Now for centuries, there has been and undoubtedly will continue to be divers’ sentiments concerning the doctrine of union in the Body of Christ, i.e., how such is effectuated, etc. In this we are prayerful that at least God’s people are persuaded not to differ about the individuals who are united in Christ; that these are God’s elect and it is only them who receive the nature of the union itself. In essence, it is a union of God’s people unto the fullness of Christ; a personal union, such as the union of the divine and human natures in Christ that it is real, solid, substantial, and not imaginary, for it is complete and perfect, not gradual or brought about by degrees but it is all accomplished in one setting, as justification is.

 The comprehension of the eternal workings in the new creation or new man brings into clear focus the exceeding closeness of union in Christ in the sense of His nearness and indissolubility of which there can be no separation. What we are most likely to differ about is, when God’s elect are united to Christ and what is the bond of their union to Him. It is generally taught that God’s people are not united to Christ until they believe and that the bond of union is the Spirit on Christ’s part and faith on the part of the believer. The prayer of the Grace Gospel Ministry is that these phrases will be juxtaposed with the doctrinal contents of the gospel of the Grace of God as revealed to the Apostle Paul, i.e. the message for the Grace Church today. Without a thorough consideration of them, it is well indeed that Christ is allowed any part or share in effecting the eternal union with Him; though one should think the whole of it ought to be ascribed to Him since it is such an instance of immanent love and grace, as there cannot be thought to be a greater. If the supreme praise is to be offered, why must this union be laden up with faith on the believer’s part? To those who are true proponents of the Grace Doctrine, this mode of thinking is so engrossed in the projection of self that one may justly suspect that something rotten and nauseous is the motive of it. Thus it would be of great benefit to God’s people to ascertain the systematic documentation of the bond of union of God’s elect to Christ as it is proved to be 100% attributable to God and 0% to the believer, excluding even the perceived exercise of faith on their part.

The eternal mission of the Holy Spirit is evident in that God’s elect in the original design of the Body, has from the beginning enveloped His purpose, which was established by decree to regenerate, quicken, sanctify, apply the blessings of His grace and seal such chosen ones up unto the day of redemption.
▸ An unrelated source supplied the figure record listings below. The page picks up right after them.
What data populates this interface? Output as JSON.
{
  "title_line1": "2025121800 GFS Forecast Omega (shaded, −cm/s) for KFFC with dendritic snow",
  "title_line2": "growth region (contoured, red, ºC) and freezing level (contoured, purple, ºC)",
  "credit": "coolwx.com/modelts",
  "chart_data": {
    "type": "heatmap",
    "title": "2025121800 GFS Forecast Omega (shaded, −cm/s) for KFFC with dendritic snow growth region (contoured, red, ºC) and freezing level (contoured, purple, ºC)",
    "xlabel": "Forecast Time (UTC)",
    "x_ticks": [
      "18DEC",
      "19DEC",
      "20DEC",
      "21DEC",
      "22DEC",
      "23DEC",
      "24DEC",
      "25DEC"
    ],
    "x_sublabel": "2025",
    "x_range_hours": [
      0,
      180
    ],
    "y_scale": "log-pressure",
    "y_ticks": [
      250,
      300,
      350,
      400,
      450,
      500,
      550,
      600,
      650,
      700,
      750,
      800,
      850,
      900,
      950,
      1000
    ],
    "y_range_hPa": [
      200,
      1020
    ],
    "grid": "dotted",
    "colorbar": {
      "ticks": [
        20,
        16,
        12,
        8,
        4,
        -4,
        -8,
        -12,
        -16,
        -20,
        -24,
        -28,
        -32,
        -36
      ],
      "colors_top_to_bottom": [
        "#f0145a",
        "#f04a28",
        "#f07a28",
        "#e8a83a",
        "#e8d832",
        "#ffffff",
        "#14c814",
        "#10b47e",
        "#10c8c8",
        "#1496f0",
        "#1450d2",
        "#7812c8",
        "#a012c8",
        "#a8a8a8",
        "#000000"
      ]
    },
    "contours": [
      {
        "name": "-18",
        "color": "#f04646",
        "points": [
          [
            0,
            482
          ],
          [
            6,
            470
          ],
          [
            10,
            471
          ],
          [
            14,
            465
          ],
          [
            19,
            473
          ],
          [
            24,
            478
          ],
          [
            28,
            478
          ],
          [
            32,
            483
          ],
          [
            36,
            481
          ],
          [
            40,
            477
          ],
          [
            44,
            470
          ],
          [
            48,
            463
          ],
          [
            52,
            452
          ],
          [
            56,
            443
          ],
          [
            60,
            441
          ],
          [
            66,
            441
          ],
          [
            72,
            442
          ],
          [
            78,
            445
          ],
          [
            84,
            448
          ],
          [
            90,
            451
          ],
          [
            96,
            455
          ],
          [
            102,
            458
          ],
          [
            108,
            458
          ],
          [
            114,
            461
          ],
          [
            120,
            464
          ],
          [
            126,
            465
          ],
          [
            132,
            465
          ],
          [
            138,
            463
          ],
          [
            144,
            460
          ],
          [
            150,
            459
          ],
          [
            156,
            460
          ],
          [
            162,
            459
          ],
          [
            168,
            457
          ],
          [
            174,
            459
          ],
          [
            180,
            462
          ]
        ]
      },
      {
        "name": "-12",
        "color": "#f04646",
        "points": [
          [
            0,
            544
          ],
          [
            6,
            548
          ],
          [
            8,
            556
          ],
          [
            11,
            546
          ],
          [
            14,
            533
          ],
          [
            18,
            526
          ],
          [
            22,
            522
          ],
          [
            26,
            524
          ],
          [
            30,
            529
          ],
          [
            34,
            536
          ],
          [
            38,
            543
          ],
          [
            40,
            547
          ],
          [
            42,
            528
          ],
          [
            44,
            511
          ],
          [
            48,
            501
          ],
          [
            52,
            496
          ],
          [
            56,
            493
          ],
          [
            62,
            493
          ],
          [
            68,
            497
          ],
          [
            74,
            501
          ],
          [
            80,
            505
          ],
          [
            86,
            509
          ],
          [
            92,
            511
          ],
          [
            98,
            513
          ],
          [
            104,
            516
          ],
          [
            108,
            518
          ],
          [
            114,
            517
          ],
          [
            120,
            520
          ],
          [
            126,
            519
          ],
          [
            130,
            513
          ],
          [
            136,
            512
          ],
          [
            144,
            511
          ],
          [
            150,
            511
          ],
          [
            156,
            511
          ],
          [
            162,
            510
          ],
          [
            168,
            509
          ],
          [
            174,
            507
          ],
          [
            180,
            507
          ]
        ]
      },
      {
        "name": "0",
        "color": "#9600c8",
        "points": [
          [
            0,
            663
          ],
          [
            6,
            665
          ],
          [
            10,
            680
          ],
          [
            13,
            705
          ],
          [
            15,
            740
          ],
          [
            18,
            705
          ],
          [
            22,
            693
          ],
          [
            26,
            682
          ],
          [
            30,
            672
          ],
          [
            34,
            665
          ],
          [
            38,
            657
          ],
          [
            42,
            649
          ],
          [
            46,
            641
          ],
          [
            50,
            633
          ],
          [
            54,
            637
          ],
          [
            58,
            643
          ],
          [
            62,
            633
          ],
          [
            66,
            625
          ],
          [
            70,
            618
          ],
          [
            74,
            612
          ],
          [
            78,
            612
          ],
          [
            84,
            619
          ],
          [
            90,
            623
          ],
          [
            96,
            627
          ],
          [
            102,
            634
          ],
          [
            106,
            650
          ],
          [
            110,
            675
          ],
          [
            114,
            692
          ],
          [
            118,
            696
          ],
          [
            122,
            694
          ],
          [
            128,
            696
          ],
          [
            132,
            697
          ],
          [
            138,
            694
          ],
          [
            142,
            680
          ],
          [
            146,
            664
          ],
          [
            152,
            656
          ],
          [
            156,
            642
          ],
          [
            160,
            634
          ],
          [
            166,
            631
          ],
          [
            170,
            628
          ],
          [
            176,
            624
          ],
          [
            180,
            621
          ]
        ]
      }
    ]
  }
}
Finally, the bestowing of His several gifts and graces upon His beloved are in consequence and by virtue of a previous and antecedent union of them in the essence of Christ. The bottom line is, believers do not first receive the Spirit of Christ and then by the Spirit are united to Him but they are first united in Him and by virtue of this union, receive the blessings of His glorious nature. The most accurate description of such precious eternal and glorious blessings is defined as THE GLORIOUS BODY OF CHRIST, THE CHURCH.